The decline of muscle strength in the lower limbs is the first loss of strength to appear with aging , and the decline in functional capacity is the main health issue of the elderly population. Hence, walking is a very effective and recommended exercise for this population. In this study, muscle endurance was significantly improved in the trekker group. Although the improvements seen in muscle strength, balance, and flexibility were not significant, the results indicate that trekking can provide beneficial health effects. If you’re looking to add some excitement to your exercise routine, going on a trek should be on your radar, especially if you already hike. Check out this article on the lifelong health and mental benefits of hiking for further inspiration.
Whenever we hike tracks or trails for the first time, or stumble upon an absolute gem of a natural feature, we always return home with a renewed appreciation for mother nature and her bounty. The corresponding increases in positive emotions actually makes us feel a heightened sense of gratefulness and increases our generosity towards those around us. One of the major benefits is that you will able to live in actual life with very few facilities. Trekking makes you a humble person when you see the hardships on an expedition and how you got past it. According to one research says that trekking helps immensely for the generation of new and creative ideas.

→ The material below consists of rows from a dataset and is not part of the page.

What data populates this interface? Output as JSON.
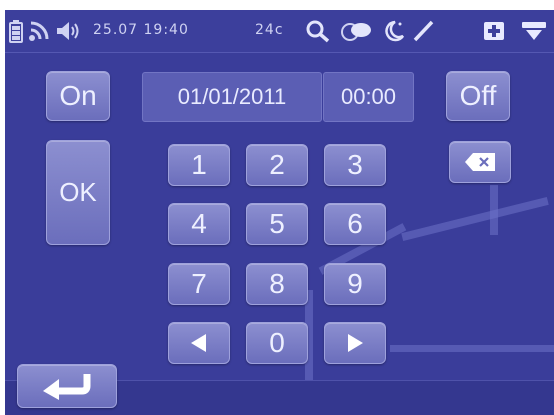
{
  "status": {
    "date_time": "25.07 19:40",
    "temperature": "24c",
    "icons": [
      "battery-icon",
      "signal-icon",
      "speaker-icon",
      "search-icon",
      "chat-icon",
      "moon-icon",
      "pen-icon",
      "plus-icon",
      "menu-icon"
    ]
  },
  "controls": {
    "on_label": "On",
    "off_label": "Off",
    "ok_label": "OK"
  },
  "fields": {
    "date": "01/01/2011",
    "time": "00:00"
  },
  "keypad": {
    "keys": [
      "1",
      "2",
      "3",
      "4",
      "5",
      "6",
      "7",
      "8",
      "9",
      "0"
    ],
    "left_icon": "arrow-left-icon",
    "right_icon": "arrow-right-icon",
    "backspace_icon": "backspace-icon"
  },
  "colors": {
    "screen_bg": "#3a3d9a",
    "button": "#7b7ec6",
    "text": "#eef0ff"
  }
}
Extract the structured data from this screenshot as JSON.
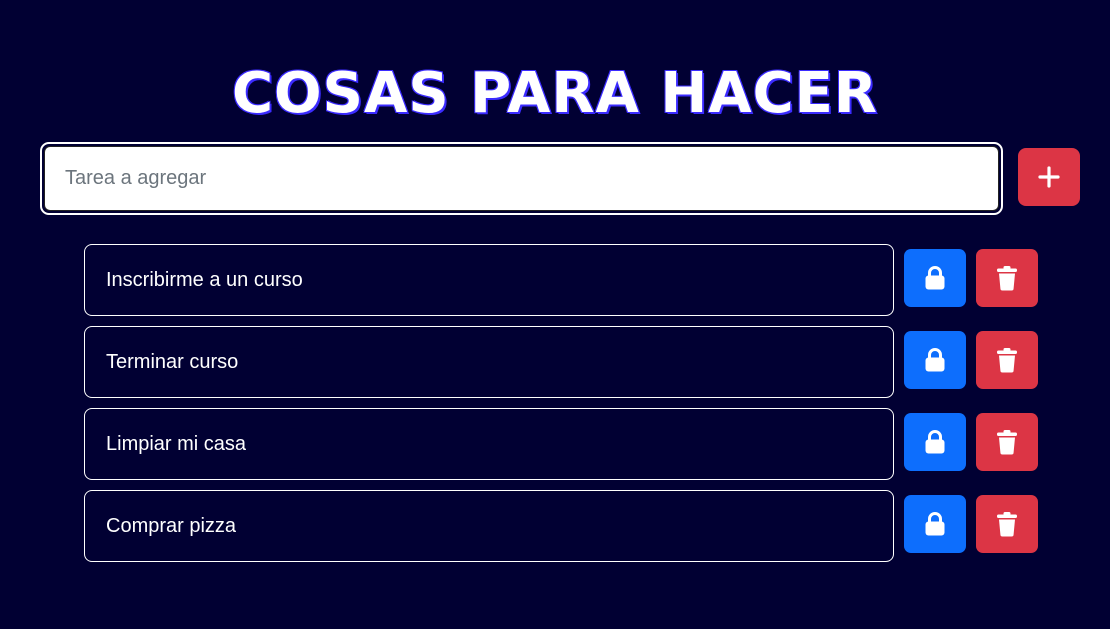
{
  "header": {
    "title": "COSAS PARA HACER"
  },
  "new_task": {
    "placeholder": "Tarea a agregar",
    "value": "",
    "add_icon": "plus-icon"
  },
  "tasks": [
    {
      "label": "Inscribirme a un curso",
      "lock_icon": "lock-icon",
      "delete_icon": "trash-icon"
    },
    {
      "label": "Terminar curso",
      "lock_icon": "lock-icon",
      "delete_icon": "trash-icon"
    },
    {
      "label": "Limpiar mi casa",
      "lock_icon": "lock-icon",
      "delete_icon": "trash-icon"
    },
    {
      "label": "Comprar pizza",
      "lock_icon": "lock-icon",
      "delete_icon": "trash-icon"
    }
  ],
  "colors": {
    "background": "#010033",
    "title_shadow": "#3b2bff",
    "lock_button": "#0d6efd",
    "delete_button": "#dc3545",
    "add_button": "#dc3545"
  }
}
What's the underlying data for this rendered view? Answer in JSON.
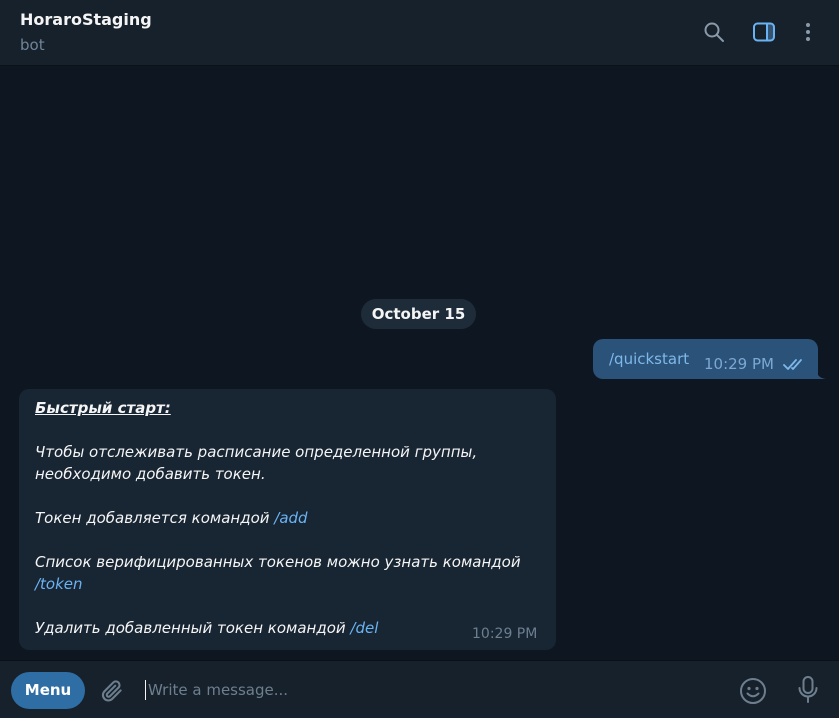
{
  "header": {
    "title": "HoraroStaging",
    "subtitle": "bot",
    "icons": [
      "search-icon",
      "sidebar-toggle-icon",
      "more-vertical-icon"
    ]
  },
  "chat": {
    "date_separator": "October 15",
    "outgoing": {
      "text": "/quickstart",
      "time": "10:29 PM",
      "status_icon": "double-check-icon"
    },
    "incoming": {
      "heading": "Быстрый старт:",
      "para1_line1": "Чтобы отслеживать расписание определенной группы,",
      "para1_line2": "необходимо добавить токен.",
      "para2_text": "Токен добавляется командой ",
      "para2_cmd": "/add",
      "para3_text": "Список верифицированных токенов можно узнать командой",
      "para3_cmd": "/token",
      "para4_text": "Удалить добавленный токен командой ",
      "para4_cmd": "/del",
      "time": "10:29 PM"
    }
  },
  "composer": {
    "menu_label": "Menu",
    "placeholder": "Write a message...",
    "value": "",
    "icons": [
      "paperclip-icon",
      "emoji-icon",
      "microphone-icon"
    ]
  },
  "colors": {
    "background": "#0e1621",
    "header": "#17212b",
    "outgoing_bubble": "#2b5278",
    "incoming_bubble": "#182533",
    "link": "#6ab3f3",
    "menu_button": "#2f6ea5"
  }
}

Hiking with a partner, or even in a group, can improve the strength and health of your relationships. Whether it’s with a younger sibling, neighborhood friend, or even a grandparent, hiking a trail together can bring you closer and help build a healthy relationship. Brooding repeatedly over negative thoughts about the self can lead to depression, anxiety, and other debilitating mental K2 Base Camp Trek Pakistan health issues. There is good news to report though in this recent study on whether spending time in nature affects rumination. Hiking provides an element of cross-training because it is both a cardio activity and strength trainer all at once. Add in the fact that hiking can help increase your balance and stability as you navigate various types of terrain, all while burning calories.
Higher the antioxidants in the human body, higher is its capacity to fight infections and catalyzes recuperation. Life is bigger than the diseases and nature helps you cope very effectively. Oxidative stress is believed to be a strong factor in the onset, progression, and recurrence of cancer. This study in the International Journal of Sports Medicine looked to investigate how oxidative stress is influenced by a physical activity like hiking. Researchers measured oxidative stress and antioxidative capacity in 12 women with breast cancer and 6 men with prostate cancer, before and after long hiking trips.